I have a json object:
json ={'message_id': '1', 'token': 'a'}
{'message_id': '2', 'token': 'b'}
{'message_id': '3', 'token': 'c'}
{'message_id': '4', 'token': 'd'}
{'message_id': '4', 'token': 'e'}
{'message_id': '1', 'token': 'f'}
{'message_id': '1', 'token': 'g'}
{'message_id': '1', 'token': 'h'}
{'message_id': '3', 'token': 'm'}
{'message_id': '3', 'token': 'k'}
I want to batch the token into trunks to pass to API call, the catch is try to fit tokens with same message_id in one batch if possible, the idea is try not to split same messageid's token into 2 batches.
for example, I want to divide the 10 messages into 2 batch, that means 5 tokens in each array. So in the example above, 1 has 4 tokens, 2 has 1 token, 3 has 3 tokens, 4 has 2 tokens which adds up to 10. The ideal way to group this is 4+1 and 2+3. the final result I am looking for is:
[['a', 'f', 'g', 'h', 'b'] ,['c','d','e','m','k']]

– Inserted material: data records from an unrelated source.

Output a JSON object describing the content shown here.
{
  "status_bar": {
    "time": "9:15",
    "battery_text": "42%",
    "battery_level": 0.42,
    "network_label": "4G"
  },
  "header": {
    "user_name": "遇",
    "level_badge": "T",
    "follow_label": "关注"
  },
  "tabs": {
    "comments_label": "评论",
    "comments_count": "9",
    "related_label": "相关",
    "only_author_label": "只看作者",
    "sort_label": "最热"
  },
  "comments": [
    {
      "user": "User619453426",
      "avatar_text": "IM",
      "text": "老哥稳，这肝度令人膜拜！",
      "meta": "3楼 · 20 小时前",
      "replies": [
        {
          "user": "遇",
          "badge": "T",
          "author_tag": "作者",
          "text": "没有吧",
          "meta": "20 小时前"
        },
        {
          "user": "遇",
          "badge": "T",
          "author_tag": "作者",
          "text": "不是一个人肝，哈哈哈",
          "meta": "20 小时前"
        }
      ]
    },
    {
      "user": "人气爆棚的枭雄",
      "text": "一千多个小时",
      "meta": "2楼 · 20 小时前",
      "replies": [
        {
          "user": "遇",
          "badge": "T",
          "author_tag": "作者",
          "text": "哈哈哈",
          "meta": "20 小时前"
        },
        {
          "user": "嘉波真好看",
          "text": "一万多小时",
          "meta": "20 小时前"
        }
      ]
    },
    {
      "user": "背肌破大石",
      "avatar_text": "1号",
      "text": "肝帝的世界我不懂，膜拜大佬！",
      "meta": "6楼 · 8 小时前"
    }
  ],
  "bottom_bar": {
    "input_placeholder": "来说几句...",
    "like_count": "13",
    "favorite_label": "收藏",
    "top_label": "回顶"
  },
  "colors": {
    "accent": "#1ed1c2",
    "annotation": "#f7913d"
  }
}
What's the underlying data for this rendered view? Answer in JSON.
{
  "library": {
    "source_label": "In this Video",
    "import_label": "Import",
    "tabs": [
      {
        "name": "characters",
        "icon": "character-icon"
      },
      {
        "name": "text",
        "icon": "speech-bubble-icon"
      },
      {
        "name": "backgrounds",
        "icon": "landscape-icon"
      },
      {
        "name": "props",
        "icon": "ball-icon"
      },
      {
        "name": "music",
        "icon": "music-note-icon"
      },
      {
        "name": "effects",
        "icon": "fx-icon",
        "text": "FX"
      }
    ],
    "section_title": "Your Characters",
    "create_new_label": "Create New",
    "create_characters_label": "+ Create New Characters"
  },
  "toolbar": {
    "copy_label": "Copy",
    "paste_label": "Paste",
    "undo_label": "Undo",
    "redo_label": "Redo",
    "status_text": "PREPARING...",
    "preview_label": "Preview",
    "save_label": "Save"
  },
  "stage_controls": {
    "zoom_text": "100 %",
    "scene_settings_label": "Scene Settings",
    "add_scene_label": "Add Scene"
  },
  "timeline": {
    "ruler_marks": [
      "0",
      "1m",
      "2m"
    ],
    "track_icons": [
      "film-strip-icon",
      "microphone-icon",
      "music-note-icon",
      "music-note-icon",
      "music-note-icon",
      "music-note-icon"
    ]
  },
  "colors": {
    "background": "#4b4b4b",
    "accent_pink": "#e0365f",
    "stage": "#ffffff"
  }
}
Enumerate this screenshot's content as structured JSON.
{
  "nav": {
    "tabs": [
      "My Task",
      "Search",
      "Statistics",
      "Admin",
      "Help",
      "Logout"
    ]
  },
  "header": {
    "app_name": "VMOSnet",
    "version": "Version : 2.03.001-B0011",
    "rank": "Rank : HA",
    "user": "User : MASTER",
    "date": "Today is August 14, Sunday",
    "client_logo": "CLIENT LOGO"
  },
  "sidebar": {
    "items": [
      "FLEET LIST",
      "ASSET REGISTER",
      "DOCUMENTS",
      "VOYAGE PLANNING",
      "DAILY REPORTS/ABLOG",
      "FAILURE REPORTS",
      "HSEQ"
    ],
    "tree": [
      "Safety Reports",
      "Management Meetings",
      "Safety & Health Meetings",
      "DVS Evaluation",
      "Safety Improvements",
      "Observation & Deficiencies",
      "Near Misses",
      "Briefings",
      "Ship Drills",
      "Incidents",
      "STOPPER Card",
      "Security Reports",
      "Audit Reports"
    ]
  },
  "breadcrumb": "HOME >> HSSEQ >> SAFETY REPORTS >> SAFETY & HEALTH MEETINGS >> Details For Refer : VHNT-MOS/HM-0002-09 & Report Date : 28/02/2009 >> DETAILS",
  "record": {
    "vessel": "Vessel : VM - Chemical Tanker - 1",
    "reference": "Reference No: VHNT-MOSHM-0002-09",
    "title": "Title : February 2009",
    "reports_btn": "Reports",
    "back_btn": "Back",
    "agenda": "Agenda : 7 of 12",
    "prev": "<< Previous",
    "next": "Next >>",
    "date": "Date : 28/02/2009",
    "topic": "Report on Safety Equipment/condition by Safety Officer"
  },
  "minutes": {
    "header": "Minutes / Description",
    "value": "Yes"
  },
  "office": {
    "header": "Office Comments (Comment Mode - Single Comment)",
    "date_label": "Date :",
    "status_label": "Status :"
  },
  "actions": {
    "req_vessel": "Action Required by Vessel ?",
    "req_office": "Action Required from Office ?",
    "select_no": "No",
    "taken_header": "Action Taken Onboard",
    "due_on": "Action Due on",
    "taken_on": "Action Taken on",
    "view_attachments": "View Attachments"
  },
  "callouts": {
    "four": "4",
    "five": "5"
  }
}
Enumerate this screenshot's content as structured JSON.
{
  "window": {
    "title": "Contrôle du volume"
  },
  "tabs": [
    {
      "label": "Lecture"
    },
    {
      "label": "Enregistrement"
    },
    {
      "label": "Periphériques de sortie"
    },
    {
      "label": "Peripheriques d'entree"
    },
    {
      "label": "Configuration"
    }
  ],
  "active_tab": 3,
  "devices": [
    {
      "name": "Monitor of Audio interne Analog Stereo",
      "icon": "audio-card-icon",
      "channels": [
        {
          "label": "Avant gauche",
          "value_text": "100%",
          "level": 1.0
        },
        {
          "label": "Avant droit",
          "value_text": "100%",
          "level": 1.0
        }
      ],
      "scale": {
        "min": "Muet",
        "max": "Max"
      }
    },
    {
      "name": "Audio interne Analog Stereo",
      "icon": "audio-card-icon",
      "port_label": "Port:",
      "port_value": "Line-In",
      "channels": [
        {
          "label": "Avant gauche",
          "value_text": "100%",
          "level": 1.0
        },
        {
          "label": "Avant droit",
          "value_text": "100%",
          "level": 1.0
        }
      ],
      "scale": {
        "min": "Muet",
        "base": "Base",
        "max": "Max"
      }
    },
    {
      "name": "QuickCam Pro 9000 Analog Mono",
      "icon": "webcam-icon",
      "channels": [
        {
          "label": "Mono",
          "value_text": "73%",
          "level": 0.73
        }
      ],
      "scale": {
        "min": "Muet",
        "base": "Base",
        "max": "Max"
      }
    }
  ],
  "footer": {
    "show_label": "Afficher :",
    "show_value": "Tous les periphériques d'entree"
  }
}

because 'a', 'f', 'g', 'h' has same message id so have them in one batch instead of split messge_id 1's token into 2 arrays
I think this is more mathmatical than coding. Cuz I am able to batch them easily with the following code if I dont have to consider the grouping under same id in one batch
def batch(list, n):
for i in range(0, len(list), n):
print(i)
yield l[i:i + n]
I will elaborate further, the goal is to split m messages into n batches(input variable), and try to group same message_id into same batch if possible, I understand there's always overfloat possibility and if one message_id has more than m/n tokens, which exceeds the limit and it has to go 2 batches.